Referring to the aforementioned documents (6) and (9), a planar antenna using radial waveguide path has a circular shape. For this reason, when it is desired for the planar antenna to be rotated about its center for tracking in the azimuth direction, a useless space can be removed and thus its mounting area can be decreased. In the case of the planar antenna using radial waveguide path, however, in order to obtain a large beam tilt angle while suppressing its side lobe, a substrate must be made of material having a high dielectric constant and antenna elements must be arranged in a close positional relationship. It seems very difficult to manufacture such an antenna in a mass production at the current technical level. In addition, because of the circular antenna, its beam width has a low degree of design flexibility.
Disclosed in the aforementioned documents (1), (3) and (5) is a slotted leaky waveguide array antenna which comprises a plurality of radiation waveguides provided therein with a plurality of slots along their electromagnetic-wave propagating direction and arrayed adjacent to each other in the same direction as the wave propagating direction and also comprises a feed waveguide for composing a wave of electromagnetic waves received by the respective radiation plate waveguides and transmitting the wave to a converter. This slotted leaky waveguide array antenna is considered to have an advantage that the beam width and antenna gain can be adjusted substantially independently of each other, depending on the number of such slots made in the respective radiation waveguides and the number of such radiation waveguides. Further, since the antenna disclosed in the above documents (1) and (5) is of a single-layer structure type, it is advantageous that a slot plate having respective slot patterns formed by etching is mounted on the waveguides of a groove structure by laser fusing, whereby an inexpensive and simple antenna can be manufactured.

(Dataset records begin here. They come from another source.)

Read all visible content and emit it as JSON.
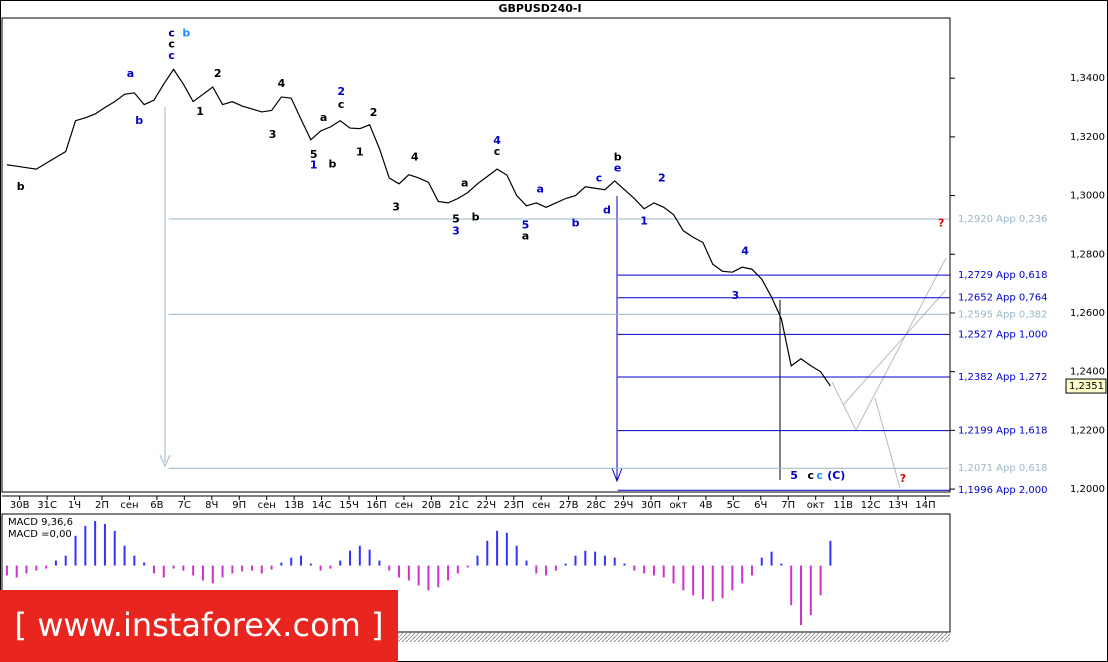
{
  "chart_data": {
    "type": "line",
    "title": "GBPUSD240-I",
    "series": [
      {
        "name": "GBPUSD",
        "color": "#000000",
        "values": [
          1.3105,
          1.31,
          1.3095,
          1.309,
          1.311,
          1.313,
          1.315,
          1.3255,
          1.3265,
          1.3278,
          1.33,
          1.332,
          1.3345,
          1.335,
          1.331,
          1.3325,
          1.338,
          1.343,
          1.338,
          1.332,
          1.3345,
          1.337,
          1.331,
          1.332,
          1.3305,
          1.3295,
          1.3285,
          1.329,
          1.3336,
          1.3332,
          1.326,
          1.319,
          1.322,
          1.3234,
          1.3255,
          1.323,
          1.3228,
          1.3241,
          1.316,
          1.306,
          1.304,
          1.3071,
          1.306,
          1.3045,
          1.298,
          1.2975,
          1.299,
          1.301,
          1.304,
          1.3065,
          1.309,
          1.307,
          1.3,
          1.2965,
          1.2975,
          1.296,
          1.2975,
          1.299,
          1.3,
          1.303,
          1.3025,
          1.302,
          1.305,
          1.302,
          1.299,
          1.2955,
          1.2975,
          1.296,
          1.2935,
          1.288,
          1.2858,
          1.284,
          1.2766,
          1.2742,
          1.2739,
          1.2756,
          1.2749,
          1.2715,
          1.2654,
          1.258,
          1.242,
          1.2444,
          1.242,
          1.24,
          1.2351
        ]
      }
    ],
    "current_price": {
      "value": 1.2351,
      "label": "1,2351"
    },
    "xlim": [
      -0.5,
      96.2
    ],
    "xticks": [
      {
        "value": 1.3,
        "label": "30В"
      },
      {
        "value": 4.1,
        "label": "31С"
      },
      {
        "value": 6.9,
        "label": "1Ч"
      },
      {
        "value": 9.7,
        "label": "2П"
      },
      {
        "value": 12.5,
        "label": "сен"
      },
      {
        "value": 15.3,
        "label": "6В"
      },
      {
        "value": 18.1,
        "label": "7С"
      },
      {
        "value": 20.9,
        "label": "8Ч"
      },
      {
        "value": 23.7,
        "label": "9П"
      },
      {
        "value": 26.5,
        "label": "сен"
      },
      {
        "value": 29.3,
        "label": "13В"
      },
      {
        "value": 32.1,
        "label": "14С"
      },
      {
        "value": 34.9,
        "label": "15Ч"
      },
      {
        "value": 37.7,
        "label": "16П"
      },
      {
        "value": 40.5,
        "label": "сен"
      },
      {
        "value": 43.3,
        "label": "20В"
      },
      {
        "value": 46.1,
        "label": "21С"
      },
      {
        "value": 48.9,
        "label": "22Ч"
      },
      {
        "value": 51.7,
        "label": "23П"
      },
      {
        "value": 54.5,
        "label": "сен"
      },
      {
        "value": 57.3,
        "label": "27В"
      },
      {
        "value": 60.1,
        "label": "28С"
      },
      {
        "value": 62.9,
        "label": "29Ч"
      },
      {
        "value": 65.7,
        "label": "30П"
      },
      {
        "value": 68.5,
        "label": "окт"
      },
      {
        "value": 71.3,
        "label": "4В"
      },
      {
        "value": 74.1,
        "label": "5С"
      },
      {
        "value": 76.9,
        "label": "6Ч"
      },
      {
        "value": 79.7,
        "label": "7П"
      },
      {
        "value": 82.5,
        "label": "окт"
      },
      {
        "value": 85.3,
        "label": "11В"
      },
      {
        "value": 88.1,
        "label": "12С"
      },
      {
        "value": 90.9,
        "label": "13Ч"
      },
      {
        "value": 93.7,
        "label": "14П"
      }
    ],
    "ylim": [
      1.199,
      1.3605
    ],
    "yticks": [
      {
        "value": 1.34,
        "label": "1,3400"
      },
      {
        "value": 1.32,
        "label": "1,3200"
      },
      {
        "value": 1.3,
        "label": "1,3000"
      },
      {
        "value": 1.28,
        "label": "1,2800"
      },
      {
        "value": 1.26,
        "label": "1,2600"
      },
      {
        "value": 1.24,
        "label": "1,2400"
      },
      {
        "value": 1.22,
        "label": "1,2200"
      },
      {
        "value": 1.2,
        "label": "1,2000"
      }
    ],
    "levels": [
      {
        "value": 1.292,
        "label": "1,2920 Арр 0,236",
        "color": "#9bb7c8",
        "from": 16.5
      },
      {
        "value": 1.2729,
        "label": "1,2729 Арр 0,618",
        "color": "#0000cc",
        "from": 62.3
      },
      {
        "value": 1.2652,
        "label": "1,2652 Арр 0,764",
        "color": "#0000cc",
        "from": 62.3
      },
      {
        "value": 1.2595,
        "label": "1,2595 Арр 0,382",
        "color": "#9bb7c8",
        "from": 16.5
      },
      {
        "value": 1.2527,
        "label": "1,2527 Арр 1,000",
        "color": "#0000cc",
        "from": 62.3
      },
      {
        "value": 1.2382,
        "label": "1,2382 Арр 1,272",
        "color": "#0000cc",
        "from": 62.3
      },
      {
        "value": 1.2199,
        "label": "1,2199 Арр 1,618",
        "color": "#0000cc",
        "from": 62.3
      },
      {
        "value": 1.2071,
        "label": "1,2071 Арр 0,618",
        "color": "#9bb7c8",
        "from": 16.5
      },
      {
        "value": 1.1996,
        "label": "1,1996 Арр 2,000",
        "color": "#0000cc",
        "from": 62.3
      }
    ],
    "annotations": [
      {
        "text": "c",
        "x": 16.8,
        "y": 1.3553,
        "color": "#000080"
      },
      {
        "text": "b",
        "x": 18.3,
        "y": 1.3553,
        "color": "#1e90ff"
      },
      {
        "text": "c",
        "x": 16.8,
        "y": 1.3515,
        "color": "#000000"
      },
      {
        "text": "c",
        "x": 16.8,
        "y": 1.3475,
        "color": "#0000cc"
      },
      {
        "text": "a",
        "x": 12.6,
        "y": 1.3414,
        "color": "#0000cc"
      },
      {
        "text": "b",
        "x": 13.5,
        "y": 1.3254,
        "color": "#0000cc"
      },
      {
        "text": "b",
        "x": 1.4,
        "y": 1.303,
        "color": "#000000"
      },
      {
        "text": "2",
        "x": 21.5,
        "y": 1.3414,
        "color": "#000000"
      },
      {
        "text": "1",
        "x": 19.7,
        "y": 1.3285,
        "color": "#000000"
      },
      {
        "text": "4",
        "x": 28,
        "y": 1.338,
        "color": "#000000"
      },
      {
        "text": "3",
        "x": 27.1,
        "y": 1.3207,
        "color": "#000000"
      },
      {
        "text": "2",
        "x": 34.1,
        "y": 1.3353,
        "color": "#0000cc"
      },
      {
        "text": "c",
        "x": 34.1,
        "y": 1.3308,
        "color": "#000000"
      },
      {
        "text": "a",
        "x": 32.3,
        "y": 1.3264,
        "color": "#000000"
      },
      {
        "text": "5",
        "x": 31.3,
        "y": 1.3139,
        "color": "#000000"
      },
      {
        "text": "1",
        "x": 31.3,
        "y": 1.3102,
        "color": "#0000cc"
      },
      {
        "text": "b",
        "x": 33.2,
        "y": 1.3105,
        "color": "#000000"
      },
      {
        "text": "2",
        "x": 37.4,
        "y": 1.3281,
        "color": "#000000"
      },
      {
        "text": "1",
        "x": 36,
        "y": 1.3146,
        "color": "#000000"
      },
      {
        "text": "4",
        "x": 41.6,
        "y": 1.3129,
        "color": "#000000"
      },
      {
        "text": "3",
        "x": 39.7,
        "y": 1.2959,
        "color": "#000000"
      },
      {
        "text": "a",
        "x": 46.7,
        "y": 1.3041,
        "color": "#000000"
      },
      {
        "text": "5",
        "x": 45.8,
        "y": 1.2919,
        "color": "#000000"
      },
      {
        "text": "3",
        "x": 45.8,
        "y": 1.2878,
        "color": "#0000cc"
      },
      {
        "text": "b",
        "x": 47.8,
        "y": 1.2925,
        "color": "#000000"
      },
      {
        "text": "4",
        "x": 50,
        "y": 1.3186,
        "color": "#0000cc"
      },
      {
        "text": "c",
        "x": 50,
        "y": 1.3149,
        "color": "#000000"
      },
      {
        "text": "a",
        "x": 54.4,
        "y": 1.302,
        "color": "#0000cc"
      },
      {
        "text": "5",
        "x": 52.9,
        "y": 1.2898,
        "color": "#0000cc"
      },
      {
        "text": "a",
        "x": 52.9,
        "y": 1.2861,
        "color": "#000000"
      },
      {
        "text": "b",
        "x": 58,
        "y": 1.2905,
        "color": "#0000cc"
      },
      {
        "text": "c",
        "x": 60.4,
        "y": 1.3058,
        "color": "#0000cc"
      },
      {
        "text": "b",
        "x": 62.3,
        "y": 1.3129,
        "color": "#000000"
      },
      {
        "text": "e",
        "x": 62.3,
        "y": 1.3092,
        "color": "#0000cc"
      },
      {
        "text": "d",
        "x": 61.2,
        "y": 1.2949,
        "color": "#0000cc"
      },
      {
        "text": "2",
        "x": 66.8,
        "y": 1.3058,
        "color": "#0000cc"
      },
      {
        "text": "1",
        "x": 65,
        "y": 1.2912,
        "color": "#0000cc"
      },
      {
        "text": "4",
        "x": 75.3,
        "y": 1.281,
        "color": "#0000cc"
      },
      {
        "text": "3",
        "x": 74.3,
        "y": 1.2658,
        "color": "#0000cc"
      },
      {
        "text": "5",
        "x": 80.3,
        "y": 1.2044,
        "color": "#0000cc"
      },
      {
        "text": "c",
        "x": 82,
        "y": 1.2044,
        "color": "#000000"
      },
      {
        "text": "c",
        "x": 82.9,
        "y": 1.2044,
        "color": "#1e90ff"
      },
      {
        "text": "(C)",
        "x": 84.6,
        "y": 1.2044,
        "color": "#0000cc"
      },
      {
        "text": "?",
        "x": 95.3,
        "y": 1.2905,
        "color": "#e00000"
      },
      {
        "text": "?",
        "x": 91.4,
        "y": 1.2034,
        "color": "#e00000"
      }
    ],
    "macd": {
      "title": "MACD 9,36,6",
      "value_text": "MACD =0,00",
      "ylim": [
        -65,
        50
      ],
      "positive_color": "#3333ff",
      "negative_color": "#cc33cc",
      "values": [
        -10,
        -12,
        -8,
        -5,
        -3,
        5,
        10,
        30,
        40,
        45,
        42,
        35,
        20,
        10,
        3,
        -8,
        -12,
        -3,
        -5,
        -10,
        -15,
        -18,
        -12,
        -8,
        -6,
        -5,
        -8,
        -4,
        3,
        8,
        10,
        2,
        -5,
        -3,
        5,
        15,
        20,
        16,
        5,
        -5,
        -12,
        -15,
        -20,
        -25,
        -22,
        -15,
        -8,
        -2,
        10,
        25,
        35,
        33,
        20,
        5,
        -8,
        -10,
        -5,
        2,
        10,
        15,
        14,
        10,
        8,
        2,
        -5,
        -8,
        -10,
        -12,
        -18,
        -25,
        -30,
        -34,
        -36,
        -33,
        -25,
        -18,
        -10,
        8,
        14,
        2,
        -40,
        -60,
        -50,
        -30,
        25
      ]
    },
    "watermark": "[ www.instaforex.com ]"
  }
}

The above prior art slotted leaky waveguide array antenna has many advantages including the above. However, in this antenna, as described in the document (5), a coupling part of the feed waveguides to the converter is provided at one end of the antenna. For this reason, when it is desired for the antenna to be rotated about its center for tracking in the azimuth direction, the antenna must have such a structure that the converter is fixedly mounted to the rear side of the antenna to be rotated together with the antenna. This requires the rotary mechanism to have a large load, which results in that a response performance is reduced, the vibration and shock caused by the rotation are applied to the converter, whereby the electronic circuit of the converter may be deteriorated.